September 2010
Posted by: administrator
In an interview to be published Friday in Rolling Stone magazine, President Obama says it would be “inexcusable” for Democrat voters suffering from a lack of enthusiasm for his Administration and the Pelosi Congress to sit out the midterm elections.
Vice President Joe Biden had a similar message for his party’s base voters. At a fundraiser in New Hampshire, Biden urged Democrats to “stop whining” and said President Obama has done “an incredible job” and “kept his promises.”
Democrats like Obama and Biden have good reason to bemoan the enthusiasm gap. The latest Gallup poll shows that Republican voters are far more motivated to head to the polls than are Democrats, with 48% of Republicans saying they are “very” enthusiastic to vote, opposed to just 28% of Democrats. The same Gallup survey shows that Congressional job approval is now at 18%, the lowest rating measured by Gallup before any midterm election since 1974.
What President Obama and Vice President Biden failed to note in their motivational messages is that there is good reason for this enthusiasm gap. The closing weeks of the 2008 election were dominated by the economic downturn. The chief issue during the first two years of the Obama Administration, and the last two years of the Pelosi Congress, has been job creation and economic growth. Yet on these issues, the Democrat majority in Washington has clearly failed the American people.

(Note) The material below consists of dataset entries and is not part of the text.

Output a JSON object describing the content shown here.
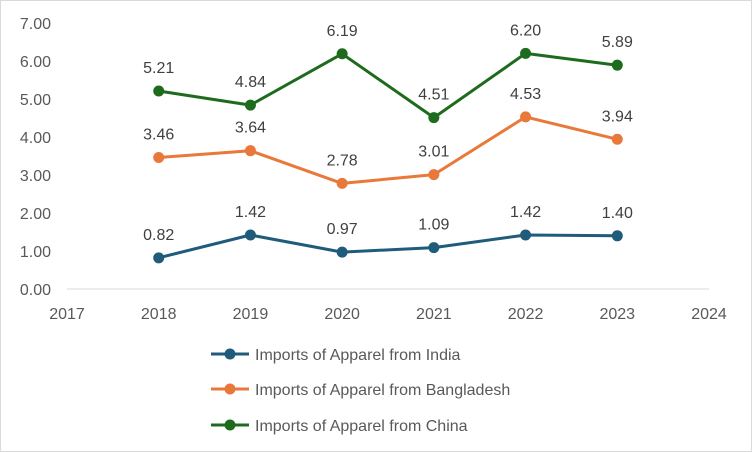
{
  "chart_data": {
    "type": "line",
    "x": [
      2018,
      2019,
      2020,
      2021,
      2022,
      2023
    ],
    "xlim": [
      2017,
      2024
    ],
    "xticks": [
      "2017",
      "2018",
      "2019",
      "2020",
      "2021",
      "2022",
      "2023",
      "2024"
    ],
    "ylim": [
      0,
      7
    ],
    "yticks": [
      "0.00",
      "1.00",
      "2.00",
      "3.00",
      "4.00",
      "5.00",
      "6.00",
      "7.00"
    ],
    "grid": false,
    "legend_position": "bottom",
    "series": [
      {
        "name": "Imports of Apparel from India",
        "color": "#1f5b7a",
        "values": [
          0.82,
          1.42,
          0.97,
          1.09,
          1.42,
          1.4
        ],
        "labels": [
          "0.82",
          "1.42",
          "0.97",
          "1.09",
          "1.42",
          "1.40"
        ]
      },
      {
        "name": "Imports of Apparel from Bangladesh",
        "color": "#e8793a",
        "values": [
          3.46,
          3.64,
          2.78,
          3.01,
          4.53,
          3.94
        ],
        "labels": [
          "3.46",
          "3.64",
          "2.78",
          "3.01",
          "4.53",
          "3.94"
        ]
      },
      {
        "name": "Imports of Apparel from China",
        "color": "#1e6b1e",
        "values": [
          5.21,
          4.84,
          6.19,
          4.51,
          6.2,
          5.89
        ],
        "labels": [
          "5.21",
          "4.84",
          "6.19",
          "4.51",
          "6.20",
          "5.89"
        ]
      }
    ]
  }
}
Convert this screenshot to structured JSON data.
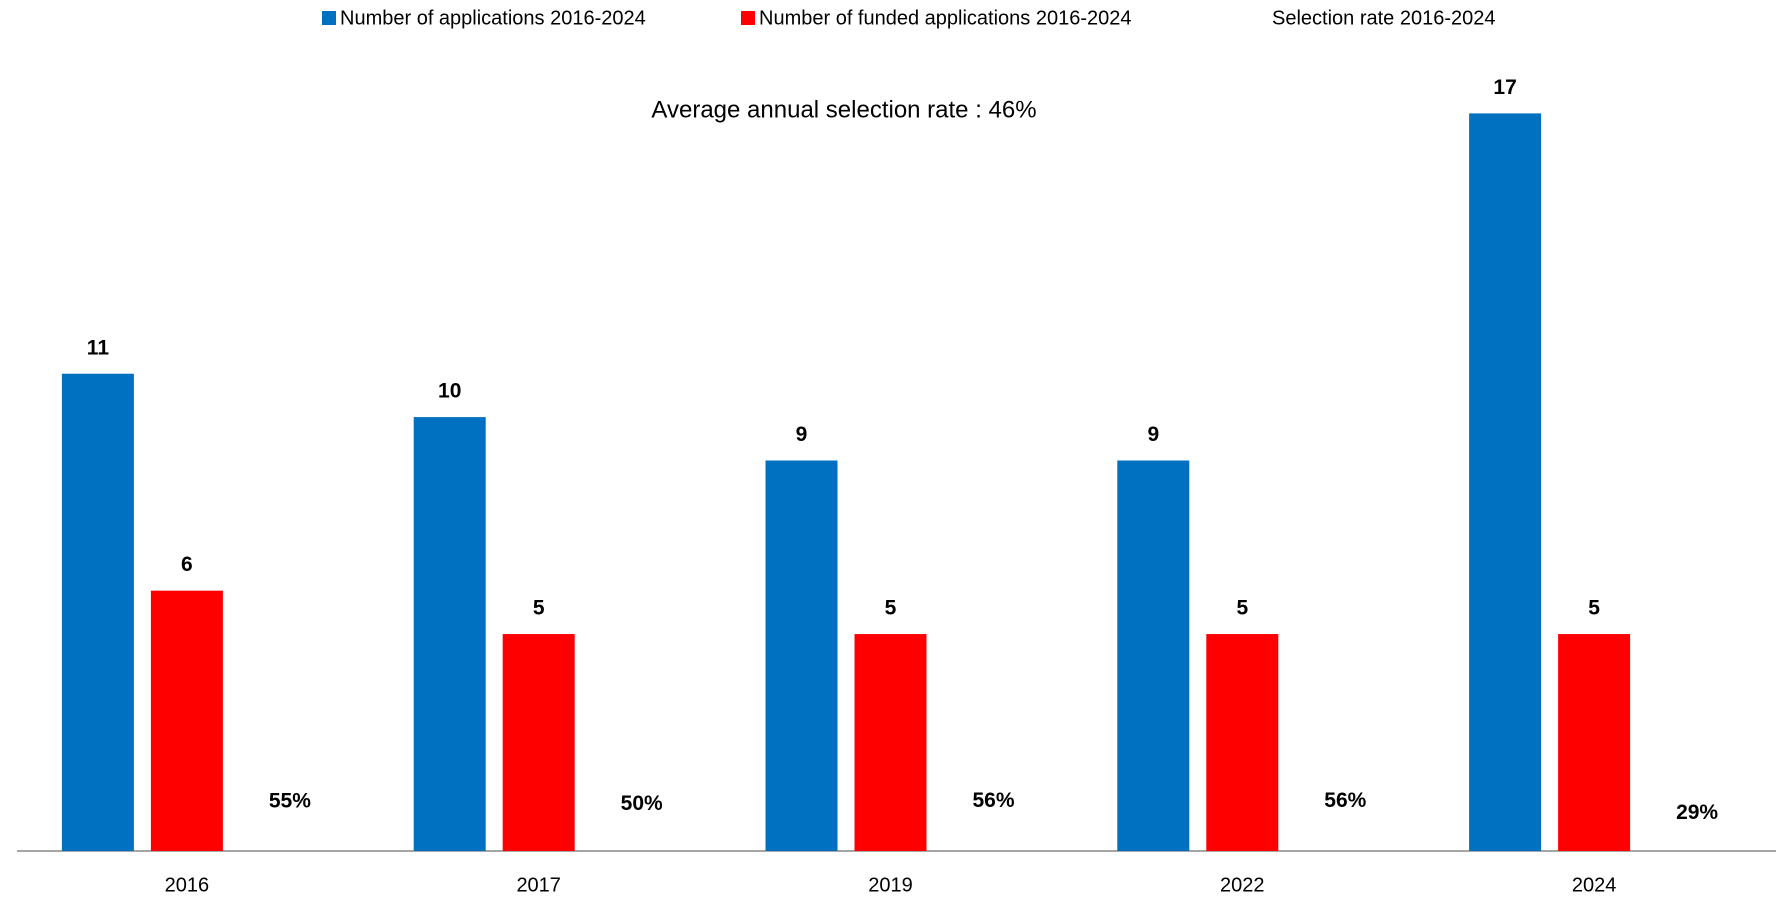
{
  "chart_data": {
    "type": "bar",
    "annotation": "Average annual selection rate : 46%",
    "categories": [
      "2016",
      "2017",
      "2019",
      "2022",
      "2024"
    ],
    "series": [
      {
        "name": "Number of applications 2016-2024",
        "color": "#0070c0",
        "values": [
          11,
          10,
          9,
          9,
          17
        ]
      },
      {
        "name": "Number of funded applications 2016-2024",
        "color": "#ff0000",
        "values": [
          6,
          5,
          5,
          5,
          5
        ]
      },
      {
        "name": "Selection rate 2016-2024",
        "color": "none",
        "values": [
          0.55,
          0.5,
          0.56,
          0.56,
          0.29
        ],
        "value_labels": [
          "55%",
          "50%",
          "56%",
          "56%",
          "29%"
        ]
      }
    ],
    "ylim": [
      0,
      18
    ]
  }
}
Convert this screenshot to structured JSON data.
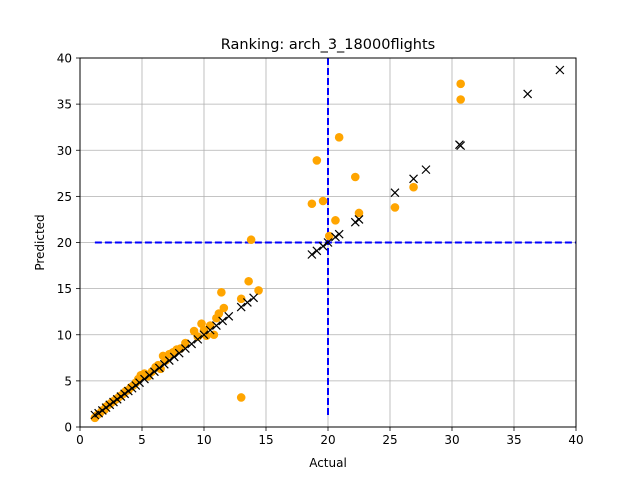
{
  "chart_data": {
    "type": "scatter",
    "title": "Ranking: arch_3_18000flights",
    "xlabel": "Actual",
    "ylabel": "Predicted",
    "xlim": [
      0,
      40
    ],
    "ylim": [
      0,
      40
    ],
    "xticks": [
      0,
      5,
      10,
      15,
      20,
      25,
      30,
      35,
      40
    ],
    "yticks": [
      0,
      5,
      10,
      15,
      20,
      25,
      30,
      35,
      40
    ],
    "grid": true,
    "threshold": {
      "x": 20,
      "y": 20,
      "color": "#0000ff"
    },
    "series": [
      {
        "marker": "circle",
        "color": "#ffa500",
        "points": [
          [
            1.2,
            1.0
          ],
          [
            1.4,
            1.3
          ],
          [
            1.6,
            1.5
          ],
          [
            1.8,
            1.8
          ],
          [
            2.0,
            1.9
          ],
          [
            2.1,
            2.2
          ],
          [
            2.3,
            2.4
          ],
          [
            2.5,
            2.6
          ],
          [
            2.7,
            2.8
          ],
          [
            2.9,
            3.0
          ],
          [
            3.1,
            3.2
          ],
          [
            3.3,
            3.4
          ],
          [
            3.5,
            3.6
          ],
          [
            3.7,
            3.9
          ],
          [
            3.9,
            4.0
          ],
          [
            4.1,
            4.3
          ],
          [
            4.3,
            4.5
          ],
          [
            4.5,
            4.8
          ],
          [
            4.7,
            5.2
          ],
          [
            4.9,
            5.6
          ],
          [
            5.2,
            5.8
          ],
          [
            5.5,
            5.5
          ],
          [
            5.8,
            6.0
          ],
          [
            6.1,
            6.5
          ],
          [
            6.3,
            6.7
          ],
          [
            6.5,
            6.3
          ],
          [
            6.7,
            7.7
          ],
          [
            6.9,
            7.2
          ],
          [
            7.2,
            7.9
          ],
          [
            7.5,
            8.1
          ],
          [
            7.8,
            8.4
          ],
          [
            8.1,
            8.5
          ],
          [
            8.5,
            9.1
          ],
          [
            9.2,
            10.4
          ],
          [
            9.5,
            9.8
          ],
          [
            9.8,
            11.2
          ],
          [
            10.0,
            10.5
          ],
          [
            10.2,
            9.9
          ],
          [
            10.5,
            11.0
          ],
          [
            10.8,
            10.0
          ],
          [
            11.0,
            11.8
          ],
          [
            11.2,
            12.3
          ],
          [
            11.4,
            14.6
          ],
          [
            11.6,
            12.9
          ],
          [
            13.0,
            13.9
          ],
          [
            13.0,
            3.2
          ],
          [
            13.6,
            15.8
          ],
          [
            13.8,
            20.3
          ],
          [
            14.4,
            14.8
          ],
          [
            18.7,
            24.2
          ],
          [
            19.1,
            28.9
          ],
          [
            19.6,
            24.5
          ],
          [
            20.1,
            20.7
          ],
          [
            20.6,
            22.4
          ],
          [
            20.9,
            31.4
          ],
          [
            22.2,
            27.1
          ],
          [
            22.5,
            23.2
          ],
          [
            25.4,
            23.8
          ],
          [
            26.9,
            26.0
          ],
          [
            30.7,
            37.2
          ],
          [
            30.7,
            35.5
          ]
        ]
      },
      {
        "marker": "x",
        "color": "#000000",
        "points": [
          [
            1.2,
            1.3
          ],
          [
            1.5,
            1.5
          ],
          [
            1.8,
            1.8
          ],
          [
            2.1,
            2.1
          ],
          [
            2.4,
            2.4
          ],
          [
            2.7,
            2.7
          ],
          [
            3.0,
            3.0
          ],
          [
            3.3,
            3.3
          ],
          [
            3.6,
            3.6
          ],
          [
            3.9,
            3.9
          ],
          [
            4.2,
            4.2
          ],
          [
            4.5,
            4.5
          ],
          [
            4.8,
            4.8
          ],
          [
            5.2,
            5.2
          ],
          [
            5.6,
            5.6
          ],
          [
            6.0,
            6.0
          ],
          [
            6.4,
            6.4
          ],
          [
            6.8,
            6.8
          ],
          [
            7.2,
            7.2
          ],
          [
            7.6,
            7.6
          ],
          [
            8.0,
            8.0
          ],
          [
            8.5,
            8.5
          ],
          [
            9.0,
            9.0
          ],
          [
            9.5,
            9.5
          ],
          [
            10.0,
            10.0
          ],
          [
            10.5,
            10.5
          ],
          [
            11.0,
            11.0
          ],
          [
            11.5,
            11.5
          ],
          [
            12.0,
            12.0
          ],
          [
            13.0,
            13.0
          ],
          [
            13.5,
            13.5
          ],
          [
            14.0,
            14.0
          ],
          [
            18.7,
            18.7
          ],
          [
            19.1,
            19.1
          ],
          [
            19.6,
            19.6
          ],
          [
            20.0,
            20.0
          ],
          [
            20.6,
            20.6
          ],
          [
            20.9,
            20.9
          ],
          [
            22.2,
            22.2
          ],
          [
            22.5,
            22.5
          ],
          [
            25.4,
            25.4
          ],
          [
            26.9,
            26.9
          ],
          [
            27.9,
            27.9
          ],
          [
            30.6,
            30.6
          ],
          [
            30.7,
            30.5
          ],
          [
            36.1,
            36.1
          ],
          [
            38.7,
            38.7
          ]
        ]
      }
    ]
  }
}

President Obama’s pleas for voters to feel enthusiastic about stagnant unemployment are falling on deaf ears. Joe Biden’s calls to “stop whining” about Democrat policies that have created more than $13 trillion in national debt don’t pass the smell test.
The enthusiasm gap between the two parties’ voters is real, just as is the reality gap between the words coming from the Obama Administration and the Pelosi Congress and the reality on Main Streets all across America. In his Rolling Stone interview, President Obama says “People need to shake off this lethargy. People need to buck up.”
That’s not what the people need. They need a Congress and a White House that is more interested in creating jobs for the American people than they are about saving their own elected positions.